The only explanation I came up with is that (my) Stata "looses" decimals
with each multiplication or performs a "mysterious" round-up. I.e. if my
initial pscore is 0.28732124 (like row 3 in the dataset), then the pscore2
is 720.28729 and the pscore3 is 72000.287. IF my theory holds, then by
multiplying with a huge number, all decimals should disappear. I generated a
pscore4 (*1000000) and now I only see 72000000, but T is still 4.72,
Difference is .263281083 and SE .055774089, hence this doesn't make sense
either.

I'm using Stata 11.1..I really don't know what else can be wrong..:(((((

PS: I exported the data to excel, and only the "short" numbers get exported
(i.e. 72000.287, and NOT 72*1000+0.287321424)

Best,
Mihai

-----Ursprüngliche Nachricht-----
Von: [email protected]
[mailto:[email protected]] Im Auftrag von Caskey, Judson
Gesendet: Montag, 20. September 2010 17:48
An: [email protected]
Betreff: re: AW: st: PSMATCH with 2 conditions

Mihai,

I was unable to replicate the problem. Can you try replicating it on one of
the public datasets and send an example?

Here is what I tried:

webuse nlswork
logit union collgrad age tenure not_smsa c_city south nev_mar
predict pscore if e(sample), pr
gen pscore2=year*10+pscore 
gen pscore3=year*1000+pscore
psmatch2 union, pscore(pscore2) outcome(ln_wage) caliper(0.5) 
psmatch2 union, pscore(pscore3) outcome(ln_wage) caliper(0.5)
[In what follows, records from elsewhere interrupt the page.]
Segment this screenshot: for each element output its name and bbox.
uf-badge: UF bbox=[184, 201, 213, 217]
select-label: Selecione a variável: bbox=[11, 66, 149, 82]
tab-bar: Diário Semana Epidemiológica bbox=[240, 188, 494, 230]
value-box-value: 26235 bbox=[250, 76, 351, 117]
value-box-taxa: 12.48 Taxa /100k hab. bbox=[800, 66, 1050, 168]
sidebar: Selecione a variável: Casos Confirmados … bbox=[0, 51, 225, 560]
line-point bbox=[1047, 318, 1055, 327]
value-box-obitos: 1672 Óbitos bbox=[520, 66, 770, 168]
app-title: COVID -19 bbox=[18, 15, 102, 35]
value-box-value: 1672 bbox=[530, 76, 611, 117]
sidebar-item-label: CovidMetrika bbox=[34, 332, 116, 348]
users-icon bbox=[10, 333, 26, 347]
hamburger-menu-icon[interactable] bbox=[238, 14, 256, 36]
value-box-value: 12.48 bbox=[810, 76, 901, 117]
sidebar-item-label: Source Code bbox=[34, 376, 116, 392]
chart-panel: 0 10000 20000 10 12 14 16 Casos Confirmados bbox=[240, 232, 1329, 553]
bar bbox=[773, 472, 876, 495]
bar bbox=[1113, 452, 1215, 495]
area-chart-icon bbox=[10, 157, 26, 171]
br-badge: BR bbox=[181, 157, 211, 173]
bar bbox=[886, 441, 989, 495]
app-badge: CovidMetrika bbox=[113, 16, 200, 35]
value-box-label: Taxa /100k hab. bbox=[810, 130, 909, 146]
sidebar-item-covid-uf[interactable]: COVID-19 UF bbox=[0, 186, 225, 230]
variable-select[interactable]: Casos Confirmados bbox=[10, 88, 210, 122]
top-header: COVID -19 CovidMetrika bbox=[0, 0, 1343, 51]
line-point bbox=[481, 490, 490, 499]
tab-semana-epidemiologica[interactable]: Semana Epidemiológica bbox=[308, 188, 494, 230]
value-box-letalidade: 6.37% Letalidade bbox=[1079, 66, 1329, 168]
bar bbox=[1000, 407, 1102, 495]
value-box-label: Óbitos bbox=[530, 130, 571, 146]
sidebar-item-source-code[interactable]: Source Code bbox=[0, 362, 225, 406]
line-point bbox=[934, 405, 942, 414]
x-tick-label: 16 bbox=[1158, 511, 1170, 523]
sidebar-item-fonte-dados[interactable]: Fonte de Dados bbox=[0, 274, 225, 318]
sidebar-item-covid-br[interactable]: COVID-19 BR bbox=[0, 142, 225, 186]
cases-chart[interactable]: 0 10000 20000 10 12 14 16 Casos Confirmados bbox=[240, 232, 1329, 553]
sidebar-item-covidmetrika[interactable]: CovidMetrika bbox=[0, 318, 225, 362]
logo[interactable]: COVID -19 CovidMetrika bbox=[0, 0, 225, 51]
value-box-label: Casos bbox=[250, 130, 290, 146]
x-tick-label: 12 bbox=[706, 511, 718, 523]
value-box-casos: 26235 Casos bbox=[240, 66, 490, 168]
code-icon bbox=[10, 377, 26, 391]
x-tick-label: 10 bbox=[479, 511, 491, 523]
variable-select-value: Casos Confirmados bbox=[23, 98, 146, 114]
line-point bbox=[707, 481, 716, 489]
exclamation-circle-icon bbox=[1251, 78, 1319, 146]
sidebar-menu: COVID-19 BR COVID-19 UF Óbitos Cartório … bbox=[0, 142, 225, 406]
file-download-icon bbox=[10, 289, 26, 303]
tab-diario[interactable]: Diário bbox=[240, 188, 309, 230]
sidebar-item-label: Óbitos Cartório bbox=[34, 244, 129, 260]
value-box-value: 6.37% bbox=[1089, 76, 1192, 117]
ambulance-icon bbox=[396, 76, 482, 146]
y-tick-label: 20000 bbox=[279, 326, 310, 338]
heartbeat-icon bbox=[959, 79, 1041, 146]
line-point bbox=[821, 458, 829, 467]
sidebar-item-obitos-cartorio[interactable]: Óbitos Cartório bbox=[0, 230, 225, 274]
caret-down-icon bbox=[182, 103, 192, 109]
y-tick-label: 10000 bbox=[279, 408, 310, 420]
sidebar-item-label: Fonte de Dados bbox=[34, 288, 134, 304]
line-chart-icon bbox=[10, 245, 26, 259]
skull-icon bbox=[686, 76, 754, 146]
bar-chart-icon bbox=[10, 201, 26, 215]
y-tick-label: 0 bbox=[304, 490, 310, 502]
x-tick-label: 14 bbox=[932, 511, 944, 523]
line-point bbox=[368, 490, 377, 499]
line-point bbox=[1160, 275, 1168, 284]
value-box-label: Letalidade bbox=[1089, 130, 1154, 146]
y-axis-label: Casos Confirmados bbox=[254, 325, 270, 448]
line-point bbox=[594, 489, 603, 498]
I get the same results in both of the psmatch2 calls. The issue may be with
the bootstrapping procedure rather than with the call to psmatch2, itself.

Regards,

Judson

----------------------------------

Hi Judson,

thanks for the great tip & sorry for the late reply but I've been pretty
busy lately.

One thing though:
My industry is only 2 digit, so if I only want to match by industry, I just
multiply industry by 10 and then add the pscore, as follows:
gen pscore2=3-digit-industry*10+pscore
And then psmatch2 as indicated by you in the link.
THE PROBLEM occurred when I used 1000 instead of 10, and then 100000 instead
of 1000; ALL 3 yielded different results (T & Z-scores when bootstrapping
SEs)

Do you have an explanation for the different results??